Friday, October 20, 2006

Chavez's power on the downslide?

Responding to Andres Oppenheimer's recent article on Chavez's apparent downward spiral, I published the below comments on his blog.

They are recorded here:

Rosales has engineered a strong campaign, but he's still 13 points behind Chavez. I doubt Chavez will give up power easily, no matter what Venezuelans decide.

Outside Venezuela, his influence appears to have planed-out. But it's easy to arrive at this conclusion when you only ready major news papers. Talk to the people, visit the capitals, take a hard look at the realities of life down here, and you'll find there's still plenty of room for Chavez's influence to grow.

If he's an astute politician, and if he manages to get past the December elections without sparking a wave of violence in Caracas, Chavez needs to turn a corner to press what I consider to be an advantage in the region.

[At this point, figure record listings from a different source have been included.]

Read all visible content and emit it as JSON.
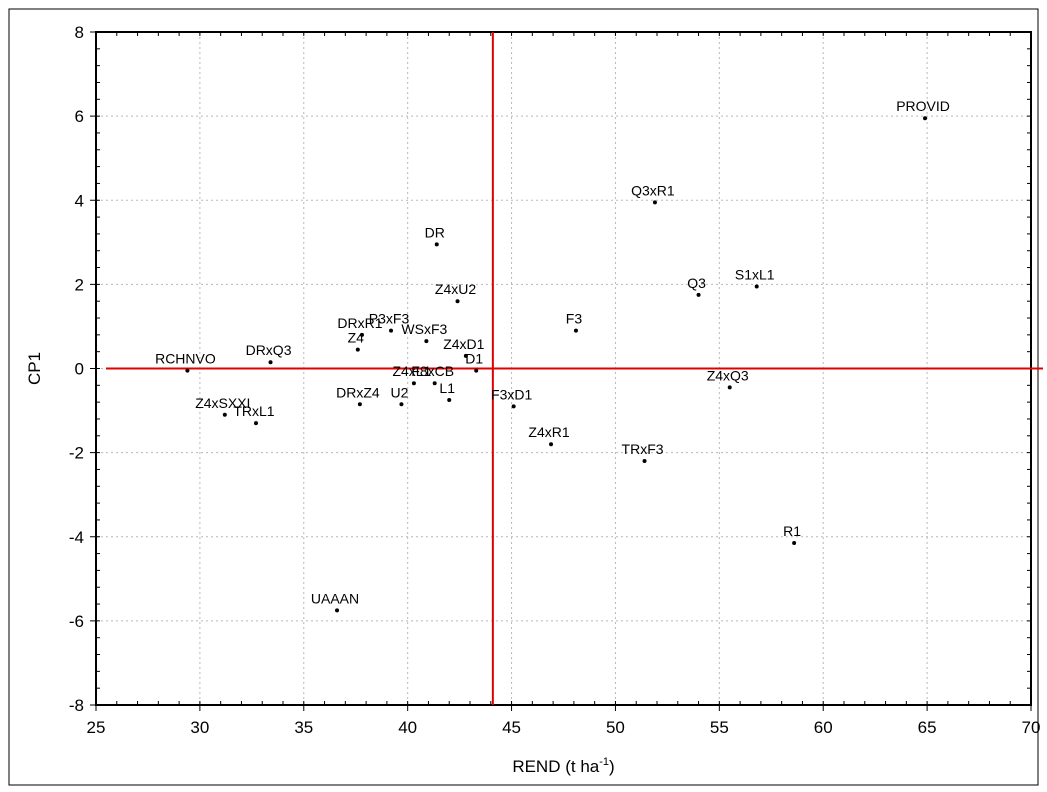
{
  "chart_data": {
    "type": "scatter",
    "title": "",
    "xlabel_main": "REND (t ha",
    "xlabel_sup": "-1",
    "xlabel_close": ")",
    "ylabel": "CP1",
    "xlim": [
      25,
      70
    ],
    "ylim": [
      -8,
      8
    ],
    "xticks": [
      "25",
      "30",
      "35",
      "40",
      "45",
      "50",
      "55",
      "60",
      "65",
      "70"
    ],
    "yticks": [
      "-8",
      "-6",
      "-4",
      "-2",
      "0",
      "2",
      "4",
      "6",
      "8"
    ],
    "grid": true,
    "reference_lines": {
      "x": 44.1,
      "y": 0,
      "color": "#e00000"
    },
    "points": [
      {
        "label": "PROVID",
        "x": 64.9,
        "y": 5.95
      },
      {
        "label": "Q3xR1",
        "x": 51.9,
        "y": 3.95
      },
      {
        "label": "DR",
        "x": 41.4,
        "y": 2.95
      },
      {
        "label": "S1xL1",
        "x": 56.8,
        "y": 1.95
      },
      {
        "label": "Q3",
        "x": 54.0,
        "y": 1.75
      },
      {
        "label": "Z4xU2",
        "x": 42.4,
        "y": 1.6
      },
      {
        "label": "F3",
        "x": 48.1,
        "y": 0.9
      },
      {
        "label": "DRxR1",
        "x": 37.8,
        "y": 0.8
      },
      {
        "label": "P3xF3",
        "x": 39.2,
        "y": 0.9
      },
      {
        "label": "WSxF3",
        "x": 40.9,
        "y": 0.65
      },
      {
        "label": "Z4",
        "x": 37.6,
        "y": 0.45
      },
      {
        "label": "Z4xD1",
        "x": 42.8,
        "y": 0.3
      },
      {
        "label": "DRxQ3",
        "x": 33.4,
        "y": 0.15
      },
      {
        "label": "D1",
        "x": 43.3,
        "y": -0.05
      },
      {
        "label": "RCHNVO",
        "x": 29.4,
        "y": -0.05
      },
      {
        "label": "Z4xQ3",
        "x": 55.5,
        "y": -0.45
      },
      {
        "label": "F8xCB",
        "x": 41.3,
        "y": -0.35
      },
      {
        "label": "Z4xL1",
        "x": 40.3,
        "y": -0.35
      },
      {
        "label": "L1",
        "x": 42.0,
        "y": -0.75
      },
      {
        "label": "U2",
        "x": 39.7,
        "y": -0.85
      },
      {
        "label": "DRxZ4",
        "x": 37.7,
        "y": -0.85
      },
      {
        "label": "F3xD1",
        "x": 45.1,
        "y": -0.9
      },
      {
        "label": "Z4xSXXI",
        "x": 31.2,
        "y": -1.1
      },
      {
        "label": "TRxL1",
        "x": 32.7,
        "y": -1.3
      },
      {
        "label": "Z4xR1",
        "x": 46.9,
        "y": -1.8
      },
      {
        "label": "TRxF3",
        "x": 51.4,
        "y": -2.2
      },
      {
        "label": "R1",
        "x": 58.6,
        "y": -4.15
      },
      {
        "label": "UAAAN",
        "x": 36.6,
        "y": -5.75
      }
    ]
  }
}
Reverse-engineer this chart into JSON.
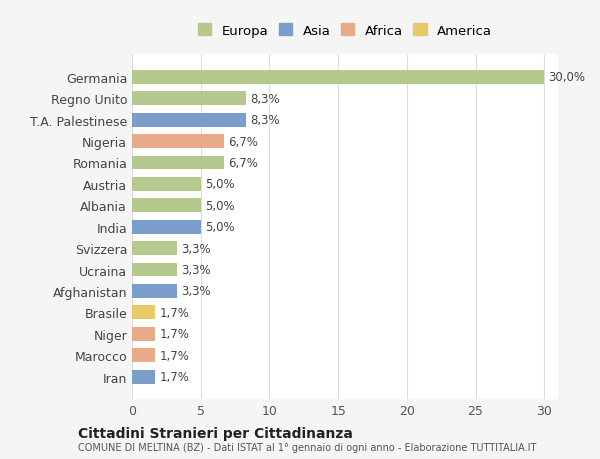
{
  "categories": [
    "Germania",
    "Regno Unito",
    "T.A. Palestinese",
    "Nigeria",
    "Romania",
    "Austria",
    "Albania",
    "India",
    "Svizzera",
    "Ucraina",
    "Afghanistan",
    "Brasile",
    "Niger",
    "Marocco",
    "Iran"
  ],
  "values": [
    30.0,
    8.3,
    8.3,
    6.7,
    6.7,
    5.0,
    5.0,
    5.0,
    3.3,
    3.3,
    3.3,
    1.7,
    1.7,
    1.7,
    1.7
  ],
  "labels": [
    "30,0%",
    "8,3%",
    "8,3%",
    "6,7%",
    "6,7%",
    "5,0%",
    "5,0%",
    "5,0%",
    "3,3%",
    "3,3%",
    "3,3%",
    "1,7%",
    "1,7%",
    "1,7%",
    "1,7%"
  ],
  "colors": [
    "#b5c98e",
    "#b5c98e",
    "#7b9dc9",
    "#e8aa87",
    "#b5c98e",
    "#b5c98e",
    "#b5c98e",
    "#7b9dc9",
    "#b5c98e",
    "#b5c98e",
    "#7b9dc9",
    "#e8c96a",
    "#e8aa87",
    "#e8aa87",
    "#7b9dc9"
  ],
  "legend_labels": [
    "Europa",
    "Asia",
    "Africa",
    "America"
  ],
  "legend_colors": [
    "#b5c98e",
    "#7b9dc9",
    "#e8aa87",
    "#e8c96a"
  ],
  "xlim": [
    0,
    31
  ],
  "xticks": [
    0,
    5,
    10,
    15,
    20,
    25,
    30
  ],
  "title": "Cittadini Stranieri per Cittadinanza",
  "subtitle": "COMUNE DI MELTINA (BZ) - Dati ISTAT al 1° gennaio di ogni anno - Elaborazione TUTTITALIA.IT",
  "background_color": "#f5f5f5",
  "bar_background": "#ffffff",
  "grid_color": "#dddddd"
}
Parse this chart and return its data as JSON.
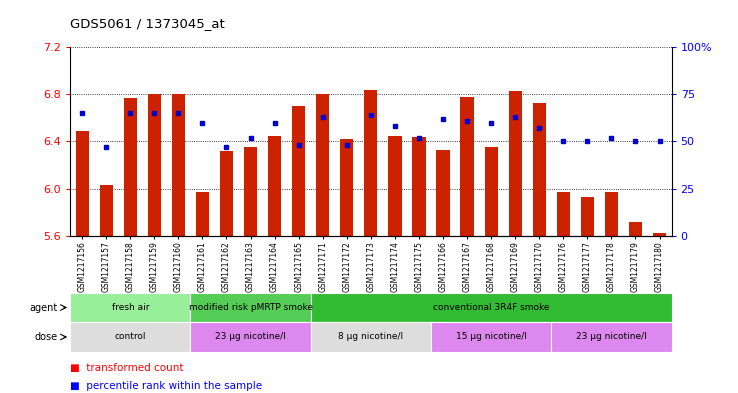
{
  "title": "GDS5061 / 1373045_at",
  "samples": [
    "GSM1217156",
    "GSM1217157",
    "GSM1217158",
    "GSM1217159",
    "GSM1217160",
    "GSM1217161",
    "GSM1217162",
    "GSM1217163",
    "GSM1217164",
    "GSM1217165",
    "GSM1217171",
    "GSM1217172",
    "GSM1217173",
    "GSM1217174",
    "GSM1217175",
    "GSM1217166",
    "GSM1217167",
    "GSM1217168",
    "GSM1217169",
    "GSM1217170",
    "GSM1217176",
    "GSM1217177",
    "GSM1217178",
    "GSM1217179",
    "GSM1217180"
  ],
  "bar_values": [
    6.49,
    6.03,
    6.77,
    6.8,
    6.8,
    5.97,
    6.32,
    6.35,
    6.45,
    6.7,
    6.8,
    6.42,
    6.84,
    6.45,
    6.44,
    6.33,
    6.78,
    6.35,
    6.83,
    6.73,
    5.97,
    5.93,
    5.97,
    5.72,
    5.62
  ],
  "percentile_values": [
    65,
    47,
    65,
    65,
    65,
    60,
    47,
    52,
    60,
    48,
    63,
    48,
    64,
    58,
    52,
    62,
    61,
    60,
    63,
    57,
    50,
    50,
    52,
    50,
    50
  ],
  "ymin": 5.6,
  "ymax": 7.2,
  "yticks": [
    5.6,
    6.0,
    6.4,
    6.8,
    7.2
  ],
  "right_yticks": [
    0,
    25,
    50,
    75,
    100
  ],
  "bar_color": "#cc2200",
  "dot_color": "#0000cc",
  "agent_groups": [
    {
      "label": "fresh air",
      "start": 0,
      "end": 5,
      "color": "#99ee99"
    },
    {
      "label": "modified risk pMRTP smoke",
      "start": 5,
      "end": 10,
      "color": "#55cc55"
    },
    {
      "label": "conventional 3R4F smoke",
      "start": 10,
      "end": 25,
      "color": "#33bb33"
    }
  ],
  "dose_groups": [
    {
      "label": "control",
      "start": 0,
      "end": 5,
      "color": "#dddddd"
    },
    {
      "label": "23 μg nicotine/l",
      "start": 5,
      "end": 10,
      "color": "#dd88ee"
    },
    {
      "label": "8 μg nicotine/l",
      "start": 10,
      "end": 15,
      "color": "#dddddd"
    },
    {
      "label": "15 μg nicotine/l",
      "start": 15,
      "end": 20,
      "color": "#dd88ee"
    },
    {
      "label": "23 μg nicotine/l",
      "start": 20,
      "end": 25,
      "color": "#dd88ee"
    }
  ]
}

He needs to govern, to show some leadership, and to show some follow through. If chooses not to focus on the details of being a effective political leader, he runs the risk of wide spread disillusionment that follows in the wake of the hundreds of thousands of hopeful individuals - Latinos, Gringos, Europeos, quien sea - that are watching him, waiting for him to do more than put his money where his mouth is and make something happen. Venezuela is the first place to begin.

There's no reason to belive that Chavez can't work with Garcia, Uribe, Calderon, or other center-right leaders who have problems with poverty, hunger, sickness, etc.

But there's plenty of reason to belive that if Chavez doesn't do something soon, the disillusionment he creates will cause a fall out much worse than the most awful decisions made by the "Washington Consensus".

I'm not for or against Hugo. He has carved out a measure of regional influence for himself. It remains to be seen if he can do something with it.